Miyabi has long been one of my perennial favourites. Offered by O-Cha.com, Miyabi was one of the first tea products I had ordered from the internet. All these years later, this sencha still remains a classy Japanese green tea.

Background on Miyabi

Grown in Uji (near Kyoto), Miyabi is composed of several different types of sencha. As a medium steamed tea, it is grassy and aromatic.

miyabi sencha tea leaves
Miyabi is made up of some longer leaves, as well as some crumbly bits. The leaves are deep green in colour, with a few discrete splashes of a yellowish hue.

The scent is a fresh, grassy fragrance. Also containing a certain sweetness, the aroma of Miyabi is one of the greatest I have come across.

Brewing

Over the years, I have brewed Miyabi in different ways, but in general, I’ve had my best results with a fairly high temperature, and using a cautious amount of leaf.

Leaf: 1 1/4tbsp/125ml
Temp: 77C(170F)
Time: 1:00 min
The recommended ratio is .6 grams per ounce, but I like to use a little more leaf. For me, this equates to one and a quarter tablespoons per 125 ml.

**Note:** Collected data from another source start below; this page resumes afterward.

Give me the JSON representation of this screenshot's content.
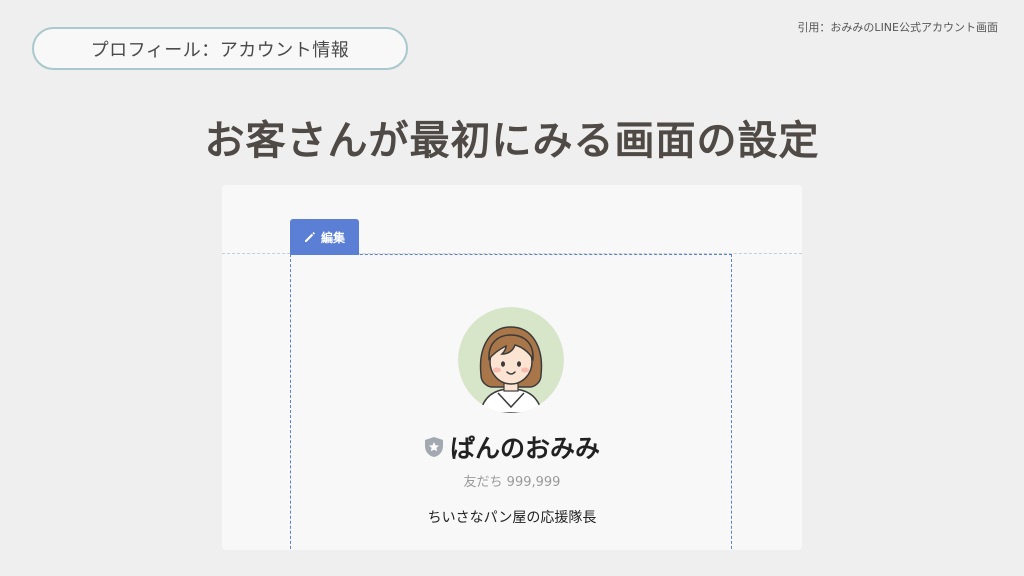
{
  "section_label": "プロフィール：アカウント情報",
  "source_note": "引用：おみみのLINE公式アカウント画面",
  "headline": "お客さんが最初にみる画面の設定",
  "profile_card": {
    "edit_label": "編集",
    "edit_icon": "pencil-icon",
    "badge_icon": "shield-star-icon",
    "account_name": "ぱんのおみみ",
    "friends_text": "友だち 999,999",
    "bio": "ちいさなパン屋の応援隊長"
  },
  "colors": {
    "background": "#efefef",
    "card": "#f8f8f8",
    "accent_blue": "#5b7fd5",
    "pill_border": "#a9c9cd",
    "headline": "#4f4a45",
    "avatar_bg": "#d7e6c9"
  }
}
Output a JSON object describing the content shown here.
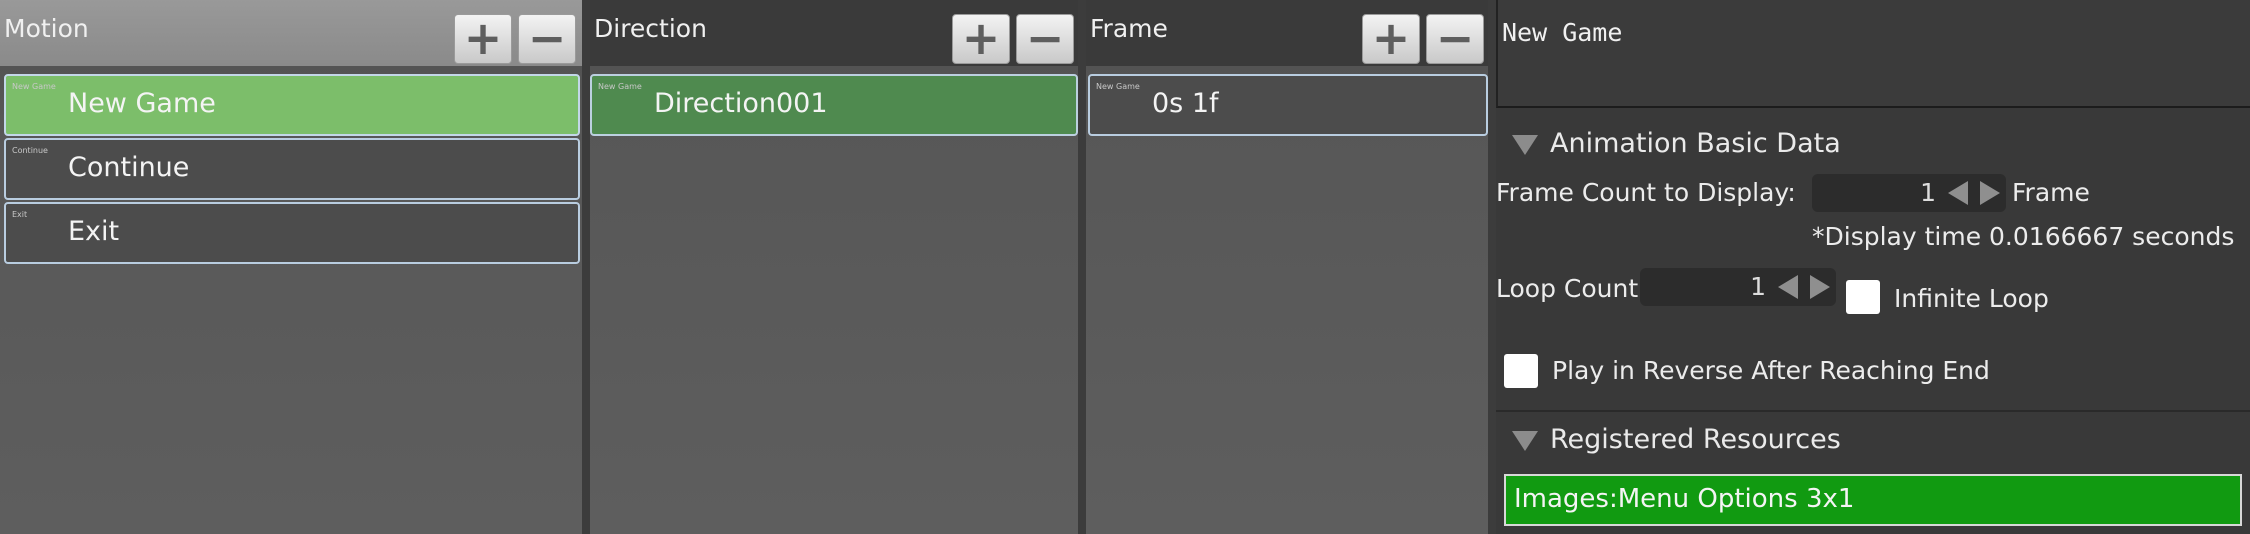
{
  "motion": {
    "title": "Motion",
    "items": [
      {
        "thumb": "New Game",
        "label": "New Game"
      },
      {
        "thumb": "Continue",
        "label": "Continue"
      },
      {
        "thumb": "Exit",
        "label": "Exit"
      }
    ]
  },
  "direction": {
    "title": "Direction",
    "items": [
      {
        "thumb": "New Game",
        "label": "Direction001"
      }
    ]
  },
  "frame": {
    "title": "Frame",
    "items": [
      {
        "thumb": "New Game",
        "label": "0s 1f"
      }
    ]
  },
  "buttons": {
    "add": "+",
    "remove": "−"
  },
  "right": {
    "name": "New Game",
    "animation_section": "Animation Basic Data",
    "frame_count_label": "Frame Count to Display:",
    "frame_count_value": "1",
    "frame_unit": "Frame",
    "display_time_note": "*Display time 0.0166667 seconds",
    "loop_count_label": "Loop Count",
    "loop_count_value": "1",
    "infinite_loop_label": "Infinite Loop",
    "infinite_loop_checked": false,
    "reverse_label": "Play in Reverse After Reaching End",
    "reverse_checked": false,
    "resources_section": "Registered Resources",
    "resource_item": "Images:Menu Options 3x1"
  },
  "colors": {
    "selected_item": "#7cbe6a",
    "direction_selected": "#4f8a4f",
    "resource_bg": "#119a11"
  }
}
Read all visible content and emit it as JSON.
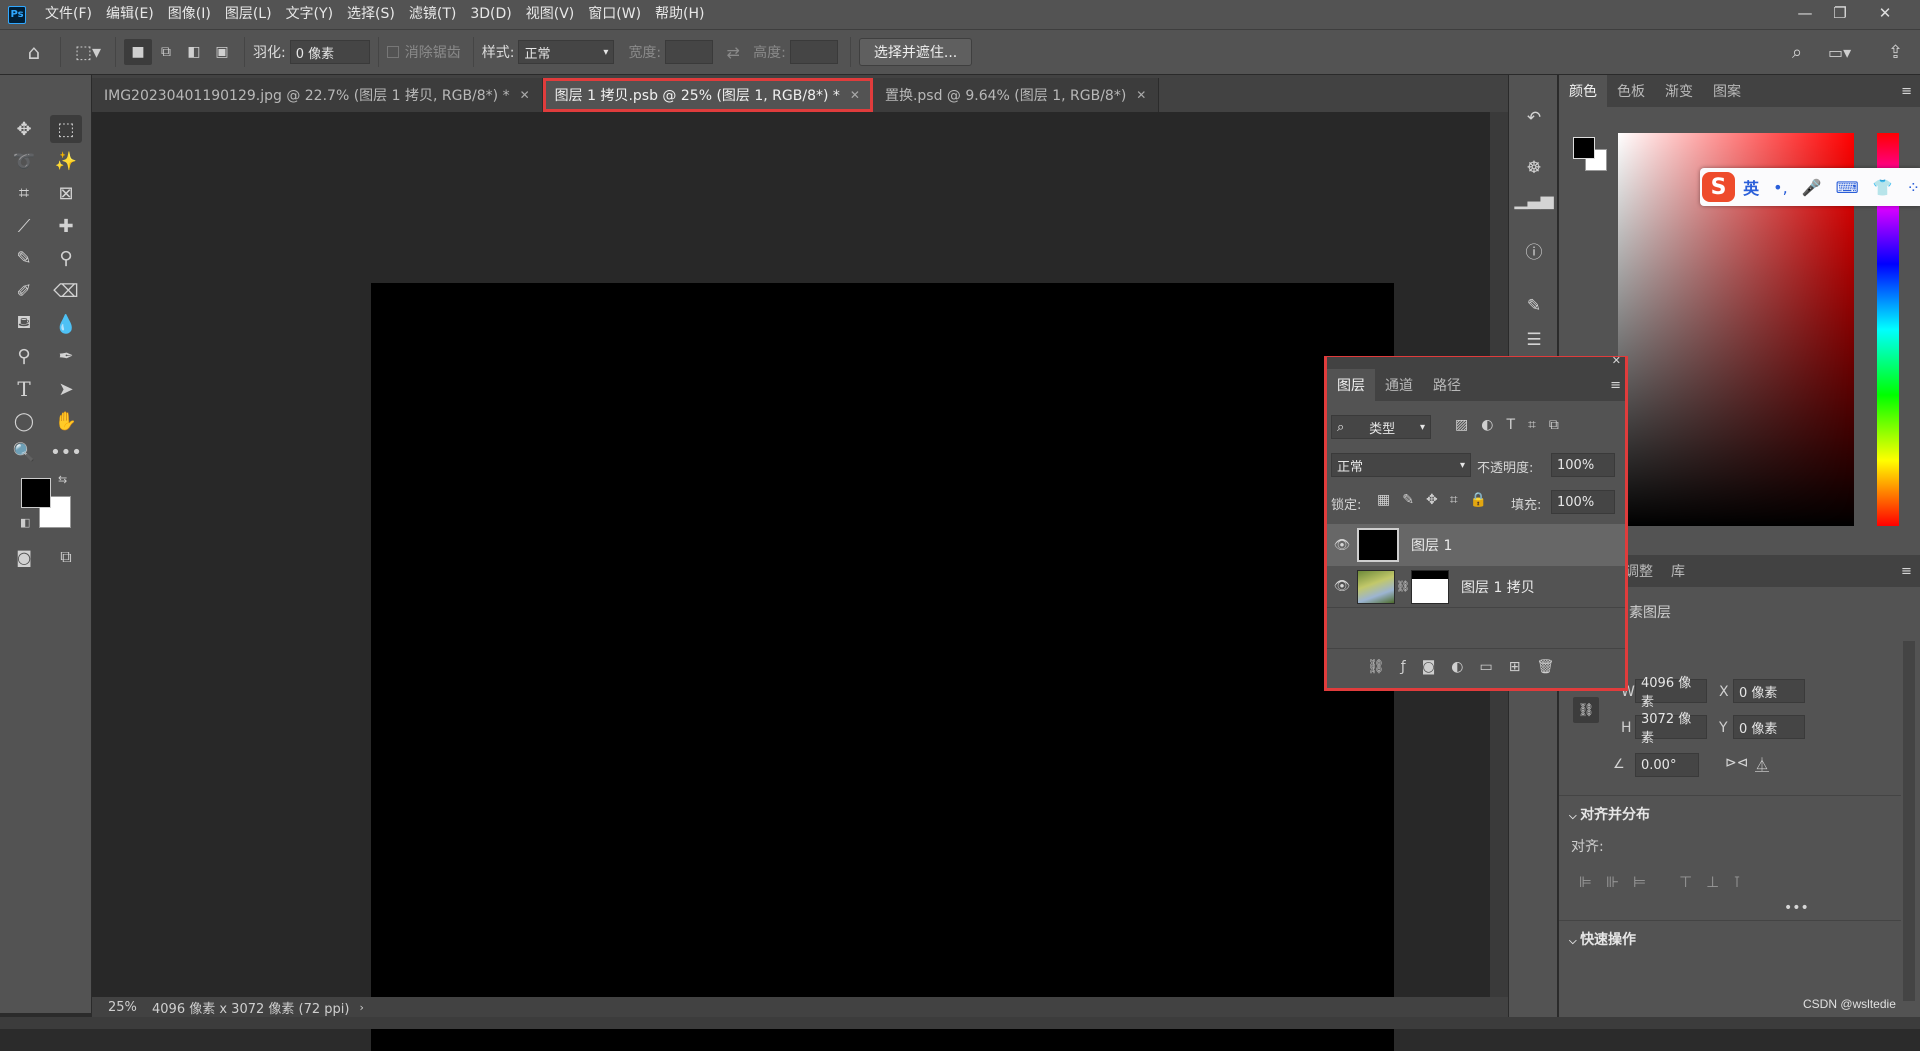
{
  "app": {
    "logo": "Ps"
  },
  "menu": [
    "文件(F)",
    "编辑(E)",
    "图像(I)",
    "图层(L)",
    "文字(Y)",
    "选择(S)",
    "滤镜(T)",
    "3D(D)",
    "视图(V)",
    "窗口(W)",
    "帮助(H)"
  ],
  "options": {
    "feather_label": "羽化:",
    "feather_value": "0 像素",
    "antialias_label": "消除锯齿",
    "style_label": "样式:",
    "style_value": "正常",
    "width_label": "宽度:",
    "height_label": "高度:",
    "select_mask_button": "选择并遮住..."
  },
  "tabs": [
    {
      "label": "IMG20230401190129.jpg @ 22.7% (图层 1 拷贝, RGB/8*) *"
    },
    {
      "label": "图层 1 拷贝.psb @ 25% (图层 1, RGB/8*) *"
    },
    {
      "label": "置换.psd @ 9.64% (图层 1, RGB/8*)"
    }
  ],
  "status": {
    "zoom": "25%",
    "doc_size": "4096 像素 x 3072 像素 (72 ppi)"
  },
  "color_panel": {
    "tabs": [
      "颜色",
      "色板",
      "渐变",
      "图案"
    ]
  },
  "ime": {
    "mode": "英"
  },
  "layers_panel": {
    "tabs": [
      "图层",
      "通道",
      "路径"
    ],
    "filter_label": "类型",
    "blend_mode": "正常",
    "opacity_label": "不透明度:",
    "opacity_value": "100%",
    "lock_label": "锁定:",
    "fill_label": "填充:",
    "fill_value": "100%",
    "layers": [
      {
        "name": "图层 1"
      },
      {
        "name": "图层 1 拷贝"
      }
    ]
  },
  "properties": {
    "tabs": [
      "调整",
      "库"
    ],
    "title": "素图层",
    "w_label": "W",
    "w_value": "4096 像素",
    "h_label": "H",
    "h_value": "3072 像素",
    "x_label": "X",
    "x_value": "0 像素",
    "y_label": "Y",
    "y_value": "0 像素",
    "angle_value": "0.00°",
    "align_section": "对齐并分布",
    "align_label": "对齐:",
    "quick_section": "快速操作"
  },
  "watermark": "CSDN @wsltedie",
  "colors": {
    "highlight": "#e03c3c",
    "panel": "#535353",
    "canvas_bg": "#282828"
  }
}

The temperature is a relatively hot 77C (170F), but I have also had success in brewing at a lower temperature, for a longer period of time.

Although Miyabi will yield a decent brew in many situations, it does have a sweet spot. Once you find the sweet spot, you will understand why I am so passionate about this tea.

miyabi sencha being scooped into a kyusu
miyabi sencha brewing in an open kyusu

 

Thoughts & Observations

Wonderfully grassy, this tea is what (in my books, anyway) defines a good mid/deep steamed sencha. The aroma is very present, along with a full flavour. There is some astringency to Miyabi, but it almost goes unnoticed.

cup of japanese green tea

Some tea connoisseurs consider Miyabi to be getting on the expensive side for sencha. However, it is worth every penny. I would recommend this tea to anyone who enjoys Japanese green tea.

Griff is the co-founder of The Art of Japanese Green Tea website and video series.

This Post Has 12 Comments

    1. Griff

      Great question! Miyabi, YM, and SM are three big heavy weights, all exquisite in their own right.

      YM is straight out fukamushi. Bold, vibrant, grassy. SM is also a fukamushi, but it is softer, sweeter, and potentially easier to brew. Miyabi seems to fall somewhere in the middle.

      When it comes to which is best, I would say that Miyabi was probably the winner for 2013. SM also had a really good year. YM was also up to it’s usual top notch standard, but I didn’t find it as appealing as Miyabi was this year.

      But as we know, these three jockey for position each year, so 2014 may be a different story 🙂

      (To those who don’t know, YM and SM stand for Yutaka Midori, and Sae Midori. These are also products of O-Cha.com.)

  1. Pingback: Yutaka Midori: Sencha Tea Review - The Art of Japanese Green Tea

  2. Ryan

    Glad you got a scale man. Hard to follow someone’s parameters when they don’t give you the grammage!

    How many grams do you use per 125 ml for Miyabi? Do you know off hand?

    I’ve been graced with a package of this piece of Japan.

    1. Griff

      Unfortunately, I’ve yet to weigh Miyabi. However, I would say in the ball park of 4.5g/125ml.

      Yeah, I think tablespoon measurements are kind of limited in how much information they can offer. As I revisit the various tea I’ve posted about, I’ll be updating the parameters to include grams. 🙂

  3. Stéphane

    I have this tea but I’m not impressed. I brew it like this: 3g leaf, 100ml filtered water, brewing temp around 70°

    I tried to brew it at 77° but it was very very bitter. I ordered another tea from o-cha too, Sencha Oku Yutaka. Also not good for my taste. Am I doing something wrong? I’m a big fan of a fukamushi Sencha from a farmer called Watanabe. There was a documentary about him in german tv. Do you know this tea?

    1. Griff

      Hi Stéphane,

      What do you think is lacking in these teas? Perhaps shorter a infusion time (~45s), more leaf (3.8 – 4.0g), and a mid temperature like 74C would be more suited to your taste?

      I haven’t heard of that farmer, I’ll be sure to look Watanabe up. 🙂

      1. Stéphane

        Thank you for your fast reply. The Miyabi is ok in taste just not impressive to me. Maybe I expected too much because of all the 5 star ratings. When you say 74C you mean the temperature in the kyusu while brewing right? I always pour the water in the kyusu when it’s around 75-80C so it will drop another 10C. So the brew temperature will be around 65-70C.